Liz interviewed six more runners before a pair of women had information to add.
“No plates on the car? I didn’t notice that,” the taller of the two said.
“But it would make sense!” her running partner exclaimed. “They probably forgot to put dealer plates on the car when they took it out.”
“Dealer plates?”
“Yeah, it was Sam Maksoud and his son at the Johansson house. I know them because I bought my car from them.”
“‘We always go the extra mile,’” the two women said in unison.
“Not us as runners,” the tall gal laughed in response to the puzzled look on Liz’s face. “The Maksouds.
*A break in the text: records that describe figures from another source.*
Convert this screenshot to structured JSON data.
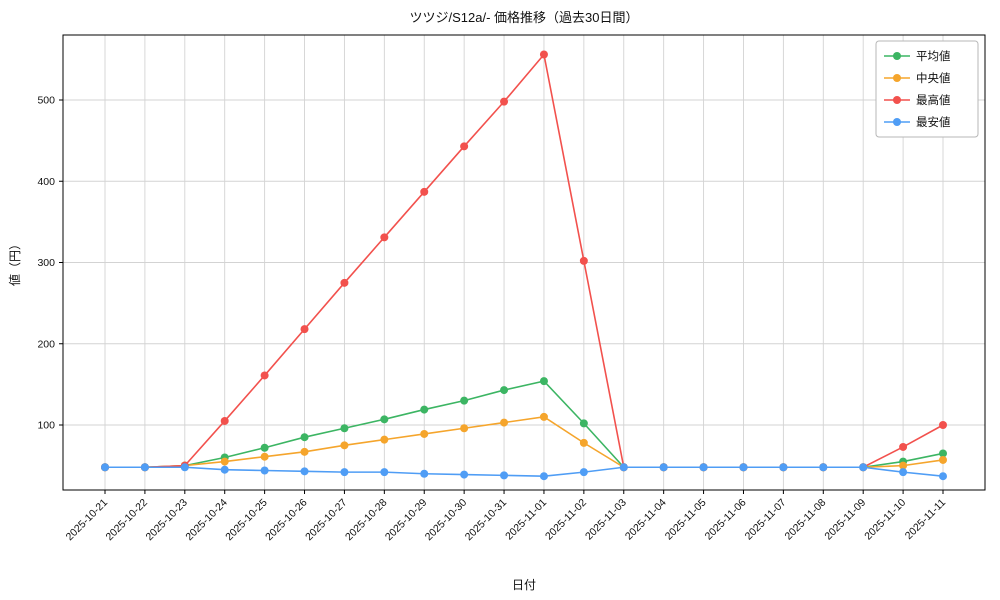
{
  "chart_data": {
    "type": "line",
    "title": "ツツジ/S12a/- 価格推移（過去30日間）",
    "xlabel": "日付",
    "ylabel": "値（円）",
    "grid": true,
    "legend_position": "upper right",
    "ylim": [
      20,
      580
    ],
    "yticks": [
      100,
      200,
      300,
      400,
      500
    ],
    "categories": [
      "2025-10-21",
      "2025-10-22",
      "2025-10-23",
      "2025-10-24",
      "2025-10-25",
      "2025-10-26",
      "2025-10-27",
      "2025-10-28",
      "2025-10-29",
      "2025-10-30",
      "2025-10-31",
      "2025-11-01",
      "2025-11-02",
      "2025-11-03",
      "2025-11-04",
      "2025-11-05",
      "2025-11-06",
      "2025-11-07",
      "2025-11-08",
      "2025-11-09",
      "2025-11-10",
      "2025-11-11"
    ],
    "series": [
      {
        "name": "平均値",
        "color": "#3cb563",
        "values": [
          48,
          48,
          50,
          60,
          72,
          85,
          96,
          107,
          119,
          130,
          143,
          154,
          102,
          48,
          48,
          48,
          48,
          48,
          48,
          48,
          55,
          65
        ]
      },
      {
        "name": "中央値",
        "color": "#f5a52c",
        "values": [
          48,
          48,
          50,
          55,
          61,
          67,
          75,
          82,
          89,
          96,
          103,
          110,
          78,
          48,
          48,
          48,
          48,
          48,
          48,
          48,
          50,
          57
        ]
      },
      {
        "name": "最高値",
        "color": "#f2514d",
        "values": [
          48,
          48,
          50,
          105,
          161,
          218,
          275,
          331,
          387,
          443,
          498,
          556,
          302,
          48,
          48,
          48,
          48,
          48,
          48,
          48,
          73,
          100
        ]
      },
      {
        "name": "最安値",
        "color": "#4f9df5",
        "values": [
          48,
          48,
          48,
          45,
          44,
          43,
          42,
          42,
          40,
          39,
          38,
          37,
          42,
          48,
          48,
          48,
          48,
          48,
          48,
          48,
          42,
          37
        ]
      }
    ]
  }
}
That’s the dealership’s motto.”
“Is that the dealership on Needham Street?” Liz inquired.
After the joggers nodded confirmation, Liz drove her Tracer straight to it.
“Yeah, I remember the lady,” Sam Maksoud said, waving Liz into a chair in his glassed-in office with a view of the car showroom. “After the deal I gave to her, I’ll never forget her!”
“I’ve heard you’re doing some great price cutting for end of the season sales,” Liz said, remembering Tom Horton’s tip.
“That is true, but in Mrs. Johansson’s case it was a different story.”
“I’d love to hear it.”
“You have met the lady, yes?”
Liz nodded.
“An attractive lady, with the berry-blonde hair. I would never have imagined she would know the niceties of our language, our Arabic ways. Nor did I think such a polite lady had it in her to bargain like that. She so charmed me that I took some big dollars off the price of her car.”
“How did she do that?”
“She arrived here in her husband’s car, not the one she wished to trade in. When I asked her about the other vehicle, she said it needed a repair and she didn’t want to put any more money into it. When the customer says that, we know the car is rather iffy, but, of course, our mechanics can fix most anything. It’s often a different story if the vehicle is not running. So I asked the lady, ‘Does it run?’”
“What did she tell you?”
“That’s when she surprised me. ‘Hamdu-lillah,’ she said.”
“What does that mean?”
“Thanks to God. For those words, I took another two thousand dollars off the price of her car,” he grinned. “That’s not all the story. It turned out the trade-in was truly on its last legs. That delightfully devious lady had it towed up the steep hill of Walnut Street and then drove it the last few blocks to my dealership, on the level road! I know, because she hired my cousin to do the deed!”
“You’re smiling! Didn’t that make you angry?”
“Not at all! I have respect for such a woman. And I made up my losses by the end of the same day by bargaining hard with some customers who could afford it. Of course, she was much less comfortable when it came time to pick up her new car. So amusing it was! She hurried off without picking up the title. That piece of paper proves you own it, of course. I phoned her more than once about it. And when she was never in, I decided to deliver it myself. My son and I tried to drop it off at her house, it turns out, on the very day she disappeared. By the way, you need a new vehicle, you let old man Maksoud know, OK?” the car dealer said, pressing his business card into Liz’s hand.